La Galerie Nord aborde une thématique centrale dans l'histoire de l'art, celle de la construction de la figure de l'artiste et de son œuvre. La portée biographique et autobiographique des travaux y est développée. Quatre oeuvres de David Diao sont ainsi présentées. Hommage au travail de Barnett Newman, représentant majeur de l'expressionnisme abstrait américain, elles questionnent le regard d'un artiste sur le travail d'un autre artiste. Diao reprend les caractéristiques formelles de la peinture de Newman dans ses propres peintures.

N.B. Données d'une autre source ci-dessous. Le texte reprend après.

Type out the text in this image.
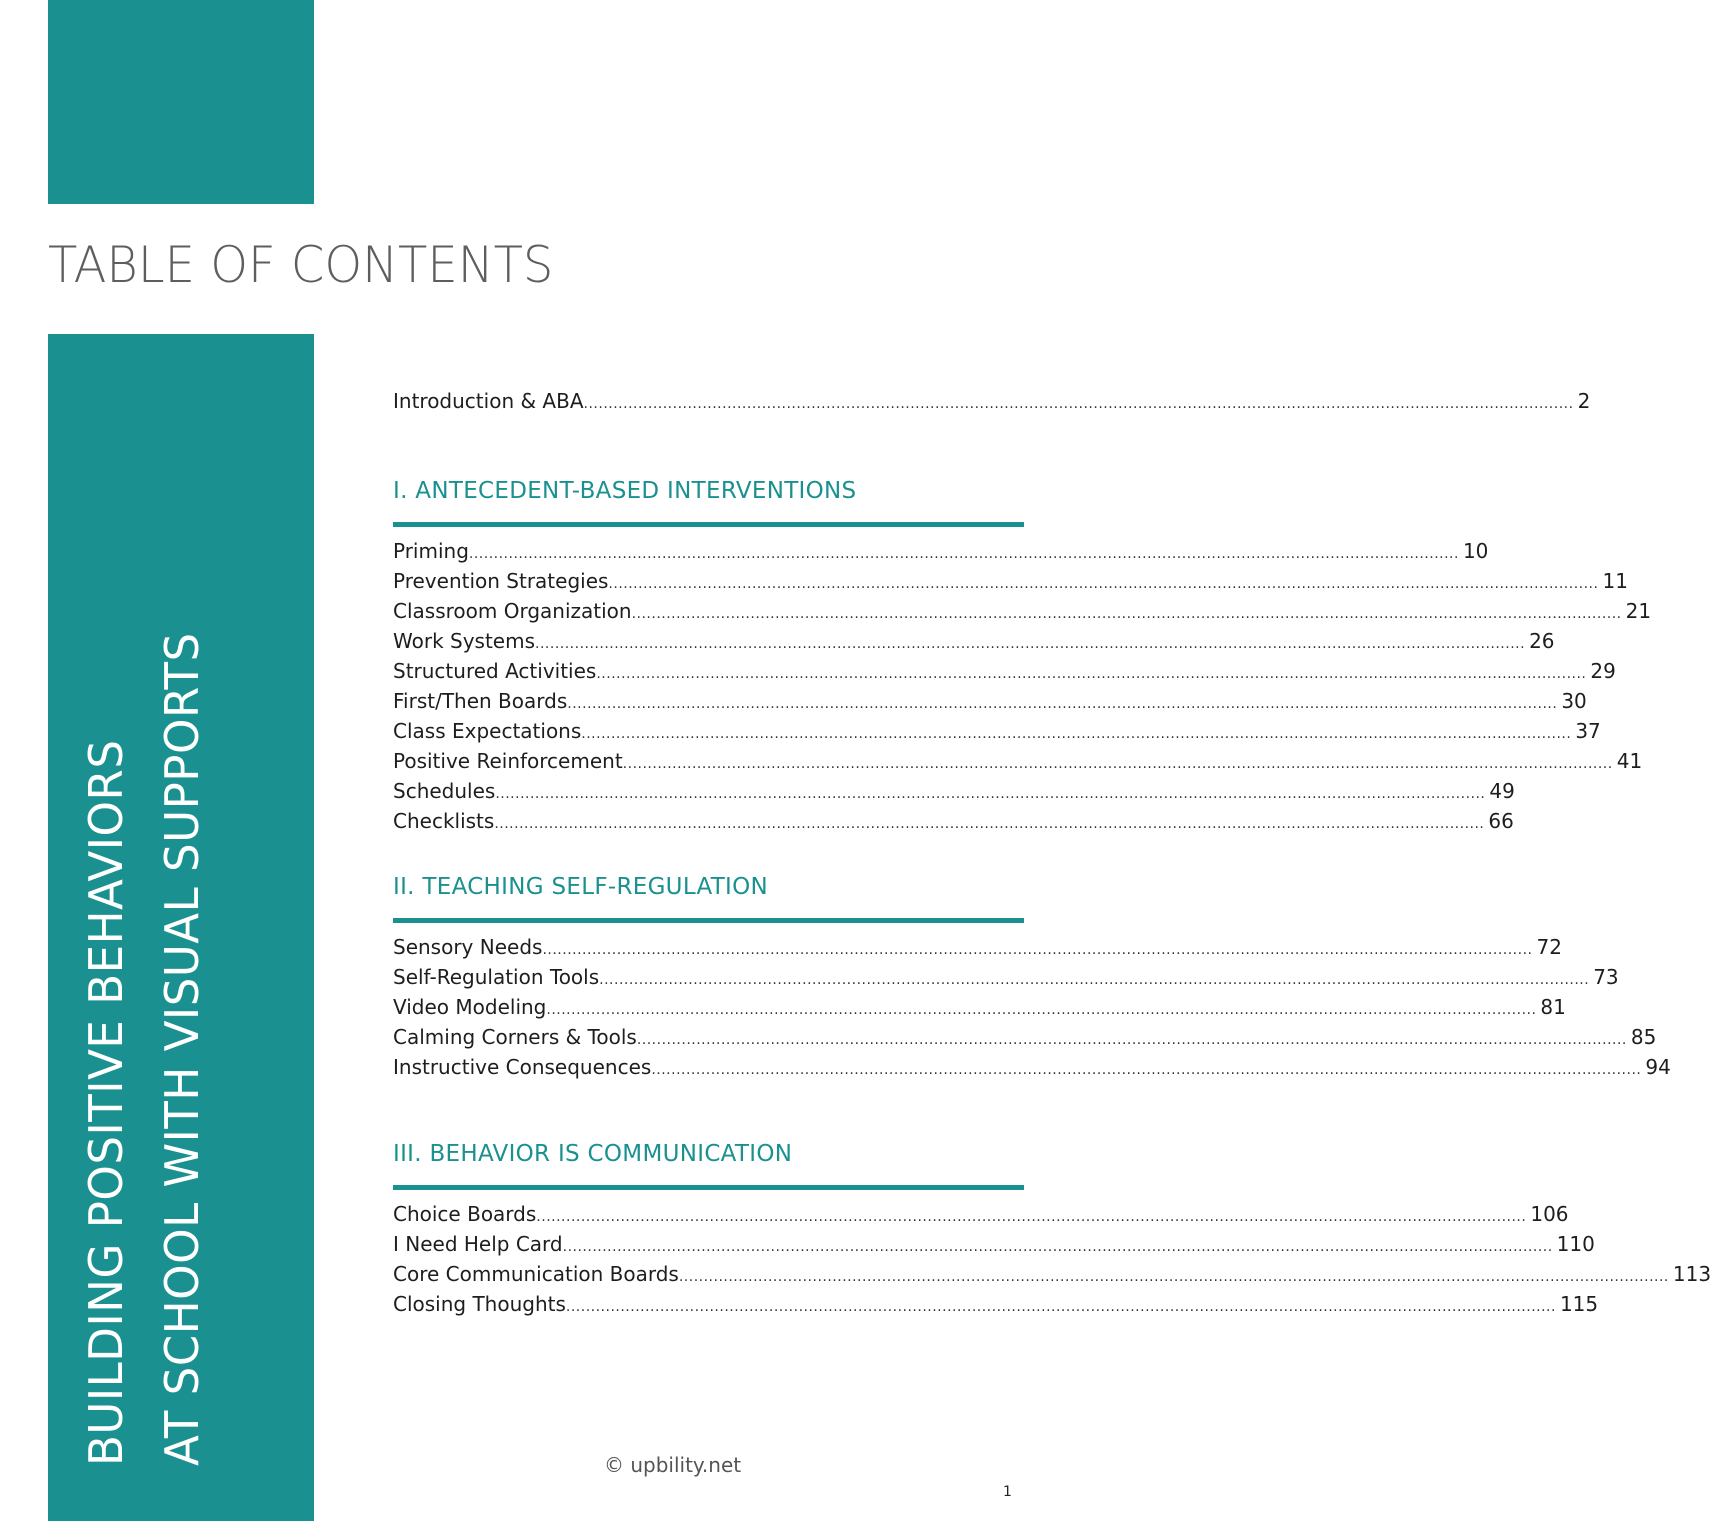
TABLE OF CONTENTS
BUILDING POSITIVE BEHAVIORS AT SCHOOL WITH VISUAL SUPPORTS
Introduction & ABA ........................................................................................................................................................................................................ 2
I. ANTECEDENT-BASED INTERVENTIONS
Priming ........................................................................................................................................................................................................ 10
Prevention Strategies ........................................................................................................................................................................................................ 11
Classroom Organization ........................................................................................................................................................................................................ 21
Work Systems ........................................................................................................................................................................................................ 26
Structured Activities ........................................................................................................................................................................................................ 29
First/Then Boards ........................................................................................................................................................................................................ 30
Class Expectations ........................................................................................................................................................................................................ 37
Positive Reinforcement ........................................................................................................................................................................................................ 41
Schedules ........................................................................................................................................................................................................ 49
Checklists ........................................................................................................................................................................................................ 66
II. TEACHING SELF-REGULATION
Sensory Needs ........................................................................................................................................................................................................ 72
Self-Regulation Tools ........................................................................................................................................................................................................ 73
Video Modeling ........................................................................................................................................................................................................ 81
Calming Corners & Tools ........................................................................................................................................................................................................ 85
Instructive Consequences ........................................................................................................................................................................................................ 94
III. BEHAVIOR IS COMMUNICATION
Choice Boards ........................................................................................................................................................................................................ 106
I Need Help Card ........................................................................................................................................................................................................ 110
Core Communication Boards ........................................................................................................................................................................................................ 113
Closing Thoughts ........................................................................................................................................................................................................ 115
© upbility.net
1
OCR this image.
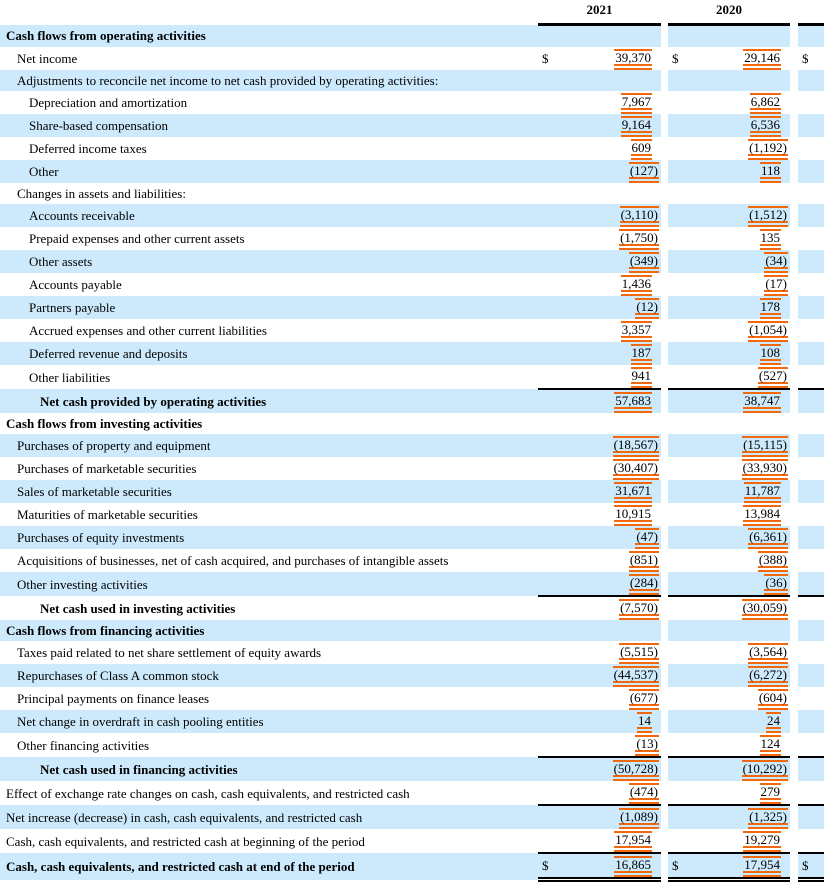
	2021			2020			
Cash flows from operating activities							
Net income	$	39,370		$	29,146		$
Adjustments to reconcile net income to net cash provided by operating activities:							
Depreciation and amortization		7,967			6,862		
Share-based compensation		9,164			6,536		
Deferred income taxes		609			(1,192)		
Other		(127)			118		
Changes in assets and liabilities:							
Accounts receivable		(3,110)			(1,512)		
Prepaid expenses and other current assets		(1,750)			135		
Other assets		(349)			(34)		
Accounts payable		1,436			(17)		
Partners payable		(12)			178		
Accrued expenses and other current liabilities		3,357			(1,054)		
Deferred revenue and deposits		187			108		
Other liabilities		941			(527)		
Net cash provided by operating activities		57,683			38,747		
Cash flows from investing activities							
Purchases of property and equipment		(18,567)			(15,115)		
Purchases of marketable securities		(30,407)			(33,930)		
Sales of marketable securities		31,671			11,787		
Maturities of marketable securities		10,915			13,984		
Purchases of equity investments		(47)			(6,361)		
Acquisitions of businesses, net of cash acquired, and purchases of intangible assets		(851)			(388)		
Other investing activities		(284)			(36)		
Net cash used in investing activities		(7,570)			(30,059)		
Cash flows from financing activities							
Taxes paid related to net share settlement of equity awards		(5,515)			(3,564)		
Repurchases of Class A common stock		(44,537)			(6,272)		
Principal payments on finance leases		(677)			(604)		
Net change in overdraft in cash pooling entities		14			24		
Other financing activities		(13)			124		
Net cash used in financing activities		(50,728)			(10,292)		
Effect of exchange rate changes on cash, cash equivalents, and restricted cash		(474)			279		
Net increase (decrease) in cash, cash equivalents, and restricted cash		(1,089)			(1,325)		
Cash, cash equivalents, and restricted cash at beginning of the period		17,954			19,279		
Cash, cash equivalents, and restricted cash at end of the period	$	16,865		$	17,954		$
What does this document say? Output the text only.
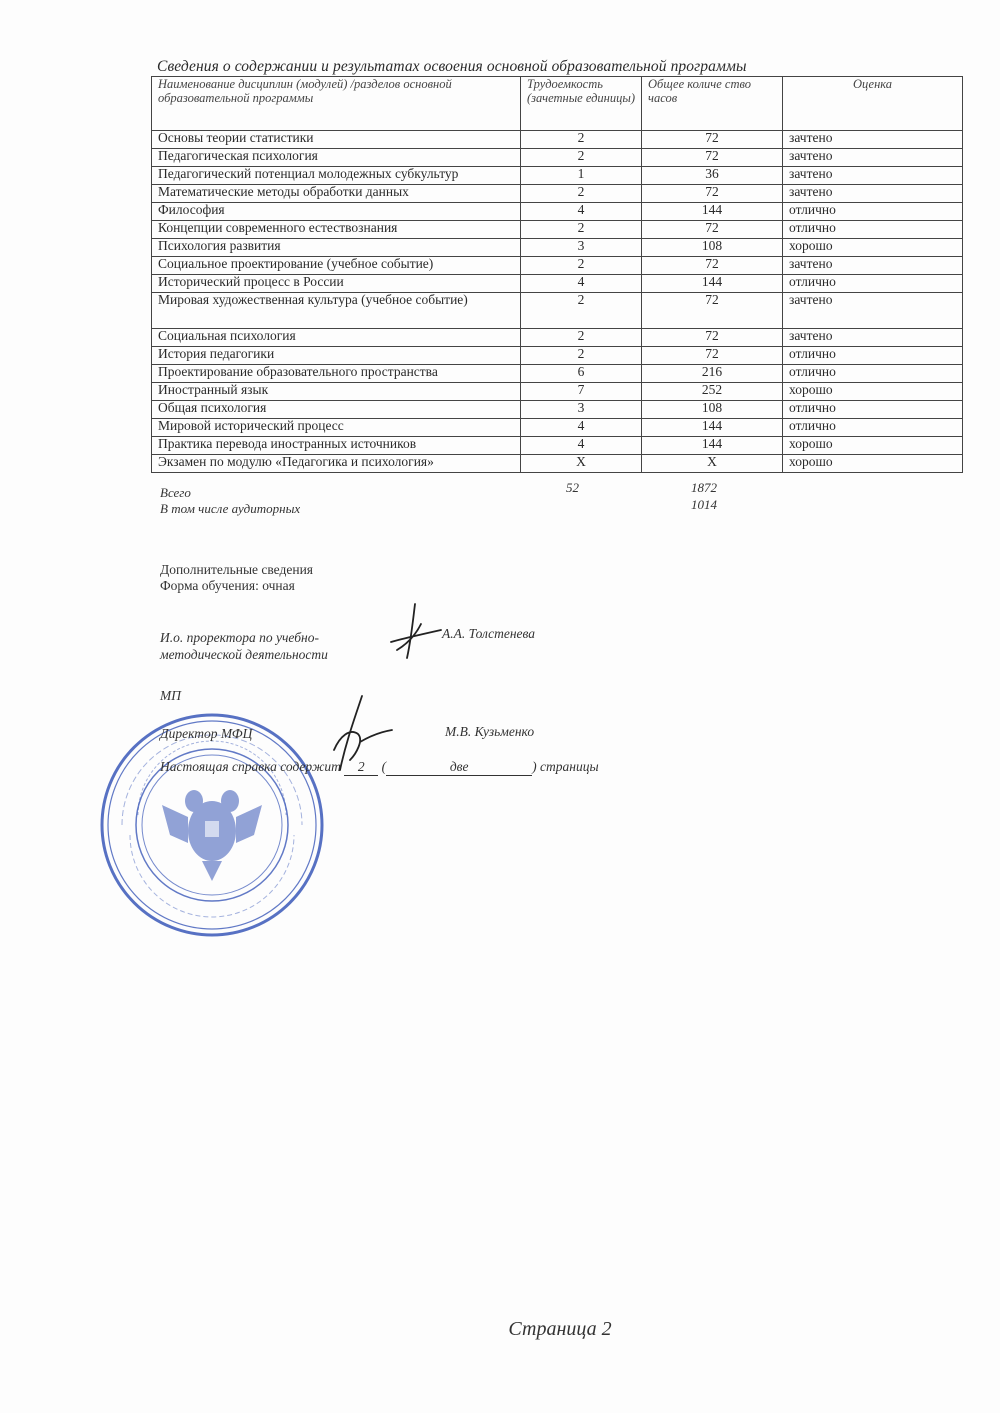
Сведения о содержании и результатах освоения основной образовательной программы
Наименование дисциплин (модулей) /разделов основной образовательной программы	Трудоемкость (зачетные единицы)	Общее количе ство часов	Оценка
Основы теории статистики	2	72	зачтено
Педагогическая психология	2	72	зачтено
Педагогический потенциал молодежных субкультур	1	36	зачтено
Математические методы обработки данных	2	72	зачтено
Философия	4	144	отлично
Концепции современного естествознания	2	72	отлично
Психология развития	3	108	хорошо
Социальное проектирование (учебное событие)	2	72	зачтено
Исторический процесс в России	4	144	отлично
Мировая художественная культура (учебное событие)	2	72	зачтено
Социальная психология	2	72	зачтено
История педагогики	2	72	отлично
Проектирование образовательного пространства	6	216	отлично
Иностранный язык	7	252	хорошо
Общая психология	3	108	отлично
Мировой исторический процесс	4	144	отлично
Практика перевода иностранных источников	4	144	хорошо
Экзамен по модулю «Педагогика и психология»	Х	Х	хорошо
Всего	52	1872
В том числе аудиторных	1014
Дополнительные сведения
Форма обучения: очная
И.о. проректора по учебно-
методической деятельности
А.А. Толстенева
МП
Директор МФЦ	М.В. Кузьменко
Настоящая справка содержит 2 (	две	) страницы
Страница 2
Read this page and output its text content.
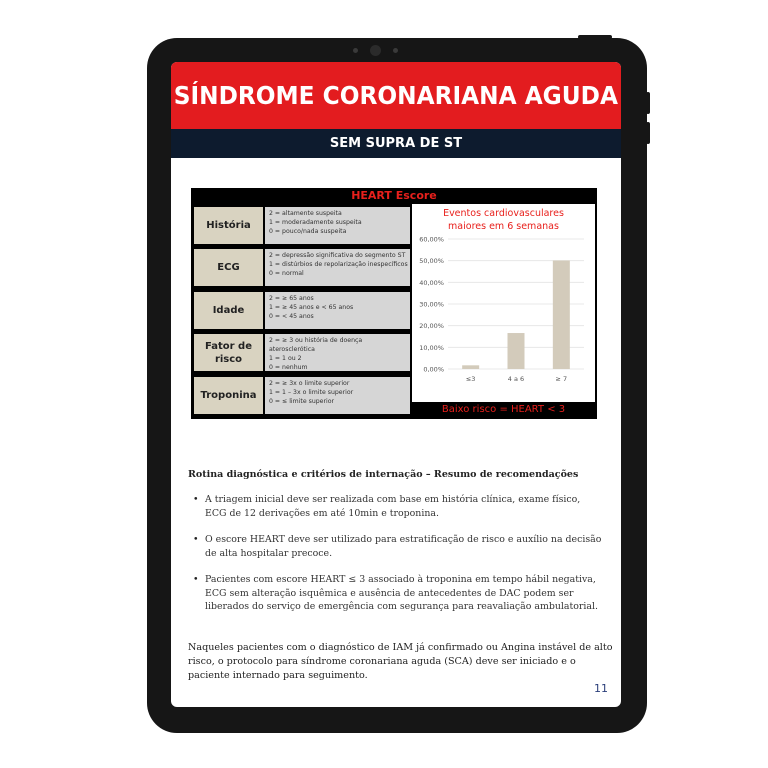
SÍNDROME CORONARIANA AGUDA
SEM SUPRA DE ST
HEART Escore
História
2 = altamente suspeita
1 = moderadamente suspeita
0 = pouco/nada suspeita
ECG
2 = depressão significativa do segmento ST
1 = distúrbios de repolarização inespecíficos
0 = normal
Idade
2 = ≥ 65 anos
1 = ≥ 45 anos e < 65 anos
0 = < 45 anos
Fator de risco
2 = ≥ 3 ou história de doença aterosclerótica
1 = 1 ou 2
0 = nenhum
Troponina
2 = ≥ 3x o limite superior
1 = 1 – 3x o limite superior
0 = ≤ limite superior
Eventos cardiovasculares
maiores em 6 semanas
0,00%
10,00%
20,00%
30,00%
40,00%
50,00%
60,00%
≤3	4 a 6	≥ 7
Baixo risco = HEART < 3
Rotina diagnóstica e critérios de internação – Resumo de recomendações
• A triagem inicial deve ser realizada com base em história clínica, exame físico, ECG de 12 derivações em até 10min e troponina.
• O escore HEART deve ser utilizado para estratificação de risco e auxílio na decisão de alta hospitalar precoce.
• Pacientes com escore HEART ≤ 3 associado à troponina em tempo hábil negativa, ECG sem alteração isquêmica e ausência de antecedentes de DAC podem ser liberados do serviço de emergência com segurança para reavaliação ambulatorial.
Naqueles pacientes com o diagnóstico de IAM já confirmado ou Angina instável de alto risco, o protocolo para síndrome coronariana aguda (SCA) deve ser iniciado e o paciente internado para seguimento.
11
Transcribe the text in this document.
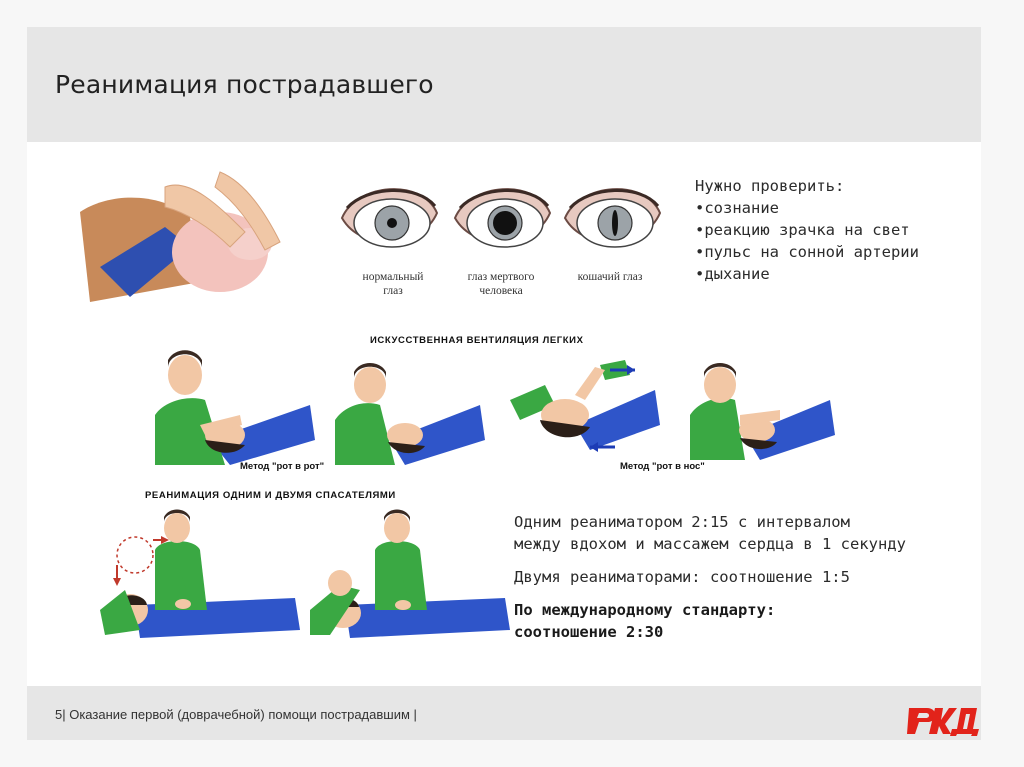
Реанимация пострадавшего
нормальный
глаз
глаз мертвого
человека
кошачий глаз
Нужно проверить:
•сознание
•реакцию зрачка на свет
•пульс на сонной артерии
•дыхание
ИСКУССТВЕННАЯ ВЕНТИЛЯЦИЯ ЛЕГКИХ
Метод "рот в рот"	Метод "рот в нос"
РЕАНИМАЦИЯ ОДНИМ И ДВУМЯ СПАСАТЕЛЯМИ
Одним реаниматором 2:15 с интервалом
между вдохом и массажем сердца в 1 секунду
Двумя реаниматорами: соотношение 1:5
По международному стандарту:
соотношение 2:30
5| Оказание первой (доврачебной) помощи пострадавшим |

Ces tableaux aux formats monumentaux, pratiquement monochromes, sont rythmés par des zips et des formes géométriques. C'est dans le traitement sur le mode de l'inventaire que Diao se montre plus critique, en témoigne le tableau Chronology of Work I (1992) où le nombre d'oeuvres réalisées par année est répertorié par catégorie. Diao invite ainsi à s'interroger sur les modes de classification et de construction de l'histoire de l'art.

Exposition

Ce classement, nous le retrouvons dans l'installation de Gilles Mahé, Capital d'Essais (1989), faisant intervenir cette fois la participation du public, devenant par-là complice de l'entreprise artistique. 110 boîtes d'archives sont exposées, rangées sur des étagères. Un protocole accompagne l'oeuvre. Le public est invité à produire sa propre archive et ainsi laisser une trace de son passage. L'oeuvre se présente comme une filiation, une transmission d'archives survivant à la mort de l'artiste. Cette collecte de documents -articles de journaux, publicités, photographies- forme des strates de vie sur lesquelles nous sommes amenés à projeter nos propres scenarii.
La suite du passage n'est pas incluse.